O álbum abre com “Dead”, que começa com suaves ondas orquestrais e um violino processado, mas identificável. Então, na marca de 1:30, a batida cai – o que soa como cortes vocais agudos dançam ao redor do campo estéreo, e um baixo sintetizado ondulante arrasta tudo para a pista de dança. A faixa serve como uma espécie de declaração de missão, com múltiplos movimentos explorando as várias encarnações do som do Archives enquanto ela pergunta: “Onde está meu antigo eu? Onde está meu novo eu?” respondendo a si mesma cantando “bem aqui, bem aqui” em resposta a cada um.

O que se segue é uma turnê volátil de dance music, desde o funk four-on-the-floor de “My Type” até os raps sexuais irônicos e cheios de trap de “Ms. Pac Man” – há até uma dança irlandesa no meio de “She Got Pain”. Em todo o disco, há flashes de autotune, quebras de drum ‘n’ bass, golpes de house piano, baixo de sintetizador techno e, claro, crescentes floreios de violino. Freqüentemente, há várias dessas coisas em uma única faixa, já que Archives evita estruturas típicas de músicas pop, saltando vertiginosamente de um estilo para outro.

Não é de surpreender que o ritmo O BPM é geralmente ampliado em comparação com muitos dos registros anteriores do Archive. Mas nem tudo são clubes. “Come and Find You”, pisca para o R&B dos anos 80 e início dos anos 90 de bandas como Sade. E muitas vezes a letra se volta para assuntos do coração: “Encontrei uma maneira de viajar até você mesmo quando não estamos em sincronia, vou encontrar meu caminho de volta para você, mesmo quando for muito difícil, gosto de empurrar e puxar”, ela canta em “David & Goliath”.

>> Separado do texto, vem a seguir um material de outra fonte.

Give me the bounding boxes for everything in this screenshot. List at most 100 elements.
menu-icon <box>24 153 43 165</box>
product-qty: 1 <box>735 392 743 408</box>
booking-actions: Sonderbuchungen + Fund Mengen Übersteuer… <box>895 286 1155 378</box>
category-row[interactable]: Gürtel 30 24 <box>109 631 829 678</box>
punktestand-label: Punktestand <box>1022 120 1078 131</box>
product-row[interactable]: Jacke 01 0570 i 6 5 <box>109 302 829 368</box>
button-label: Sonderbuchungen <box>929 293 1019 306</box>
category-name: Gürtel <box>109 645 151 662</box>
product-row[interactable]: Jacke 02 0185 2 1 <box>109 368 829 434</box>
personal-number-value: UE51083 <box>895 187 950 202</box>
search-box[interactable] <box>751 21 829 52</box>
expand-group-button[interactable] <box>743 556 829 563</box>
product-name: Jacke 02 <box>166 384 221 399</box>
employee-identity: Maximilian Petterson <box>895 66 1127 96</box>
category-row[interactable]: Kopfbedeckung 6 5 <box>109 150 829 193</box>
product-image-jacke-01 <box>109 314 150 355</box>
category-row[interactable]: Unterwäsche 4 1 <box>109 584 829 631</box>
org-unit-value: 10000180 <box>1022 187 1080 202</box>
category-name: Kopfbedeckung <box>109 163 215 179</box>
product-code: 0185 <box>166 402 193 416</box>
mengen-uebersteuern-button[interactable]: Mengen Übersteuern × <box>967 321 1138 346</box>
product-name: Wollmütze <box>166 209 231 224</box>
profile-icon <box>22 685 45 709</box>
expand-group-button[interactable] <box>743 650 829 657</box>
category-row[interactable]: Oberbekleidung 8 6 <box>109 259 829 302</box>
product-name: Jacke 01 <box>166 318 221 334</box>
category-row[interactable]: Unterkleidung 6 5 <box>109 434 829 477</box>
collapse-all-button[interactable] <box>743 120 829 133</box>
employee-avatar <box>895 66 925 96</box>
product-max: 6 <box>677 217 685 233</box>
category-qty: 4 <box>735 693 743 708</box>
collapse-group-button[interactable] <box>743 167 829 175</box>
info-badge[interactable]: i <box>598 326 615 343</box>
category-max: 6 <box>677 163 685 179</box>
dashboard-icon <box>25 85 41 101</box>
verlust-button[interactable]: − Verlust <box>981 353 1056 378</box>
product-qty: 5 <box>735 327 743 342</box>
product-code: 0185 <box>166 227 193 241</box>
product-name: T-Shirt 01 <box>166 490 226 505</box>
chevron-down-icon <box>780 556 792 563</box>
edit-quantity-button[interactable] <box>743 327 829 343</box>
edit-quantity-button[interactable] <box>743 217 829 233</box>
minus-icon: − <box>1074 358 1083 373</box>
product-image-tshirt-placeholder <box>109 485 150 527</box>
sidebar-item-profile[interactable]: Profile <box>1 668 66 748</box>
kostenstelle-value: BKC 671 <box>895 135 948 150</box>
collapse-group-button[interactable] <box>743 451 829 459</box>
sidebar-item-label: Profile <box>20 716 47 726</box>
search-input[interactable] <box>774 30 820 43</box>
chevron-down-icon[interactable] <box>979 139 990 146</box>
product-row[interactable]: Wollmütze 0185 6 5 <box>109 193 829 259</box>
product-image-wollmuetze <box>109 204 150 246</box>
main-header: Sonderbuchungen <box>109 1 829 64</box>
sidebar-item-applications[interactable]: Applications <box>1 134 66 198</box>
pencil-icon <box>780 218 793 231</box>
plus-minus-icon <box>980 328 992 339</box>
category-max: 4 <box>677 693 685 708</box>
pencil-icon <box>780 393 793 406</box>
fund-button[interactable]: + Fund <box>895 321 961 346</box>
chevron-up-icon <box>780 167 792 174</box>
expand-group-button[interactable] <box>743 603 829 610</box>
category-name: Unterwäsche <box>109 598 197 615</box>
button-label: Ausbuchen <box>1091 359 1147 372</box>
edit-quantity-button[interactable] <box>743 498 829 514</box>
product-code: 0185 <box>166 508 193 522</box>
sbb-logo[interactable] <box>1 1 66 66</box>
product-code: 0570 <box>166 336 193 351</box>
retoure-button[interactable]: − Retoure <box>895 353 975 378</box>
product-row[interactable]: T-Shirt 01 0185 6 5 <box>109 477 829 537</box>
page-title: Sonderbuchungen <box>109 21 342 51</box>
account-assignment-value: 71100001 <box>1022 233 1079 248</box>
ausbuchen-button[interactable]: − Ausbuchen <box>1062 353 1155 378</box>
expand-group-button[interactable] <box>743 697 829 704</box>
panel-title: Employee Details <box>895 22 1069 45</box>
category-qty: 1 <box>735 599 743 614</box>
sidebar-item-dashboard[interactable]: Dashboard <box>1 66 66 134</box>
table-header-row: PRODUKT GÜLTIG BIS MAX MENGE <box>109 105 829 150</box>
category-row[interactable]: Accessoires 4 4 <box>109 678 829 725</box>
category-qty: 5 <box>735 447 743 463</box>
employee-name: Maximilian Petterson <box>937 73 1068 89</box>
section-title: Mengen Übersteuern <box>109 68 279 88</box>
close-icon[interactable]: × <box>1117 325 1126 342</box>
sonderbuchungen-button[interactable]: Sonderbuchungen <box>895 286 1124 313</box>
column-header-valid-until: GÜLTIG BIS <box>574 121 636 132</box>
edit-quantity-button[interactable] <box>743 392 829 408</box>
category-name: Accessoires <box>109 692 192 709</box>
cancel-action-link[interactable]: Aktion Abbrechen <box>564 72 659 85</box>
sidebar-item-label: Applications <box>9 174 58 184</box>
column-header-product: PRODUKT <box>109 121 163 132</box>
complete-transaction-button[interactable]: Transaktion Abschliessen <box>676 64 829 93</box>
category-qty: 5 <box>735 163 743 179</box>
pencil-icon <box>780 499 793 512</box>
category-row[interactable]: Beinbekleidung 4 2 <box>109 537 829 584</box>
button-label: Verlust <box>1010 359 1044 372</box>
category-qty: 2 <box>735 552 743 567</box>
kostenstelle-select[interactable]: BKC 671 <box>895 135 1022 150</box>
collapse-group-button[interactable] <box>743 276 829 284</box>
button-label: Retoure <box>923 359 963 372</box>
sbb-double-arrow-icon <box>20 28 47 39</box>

O BPM é um disco denso e agitado que revela sua imprevisibilidade e estilhaços sonoros. É também meu disco favorito de 2025. Apesar de só ter sido lançado em meados de outubro, foi meu álbum mais ouvido de acordo com meu Apple Music Recap. Arquivos do Sudão O BPM está disponível no Bandcamp e na maioria dos serviços de streaming, incluindo Qobuz, Tidal, Apple Music, Deezer, YouTube Music e Spotify.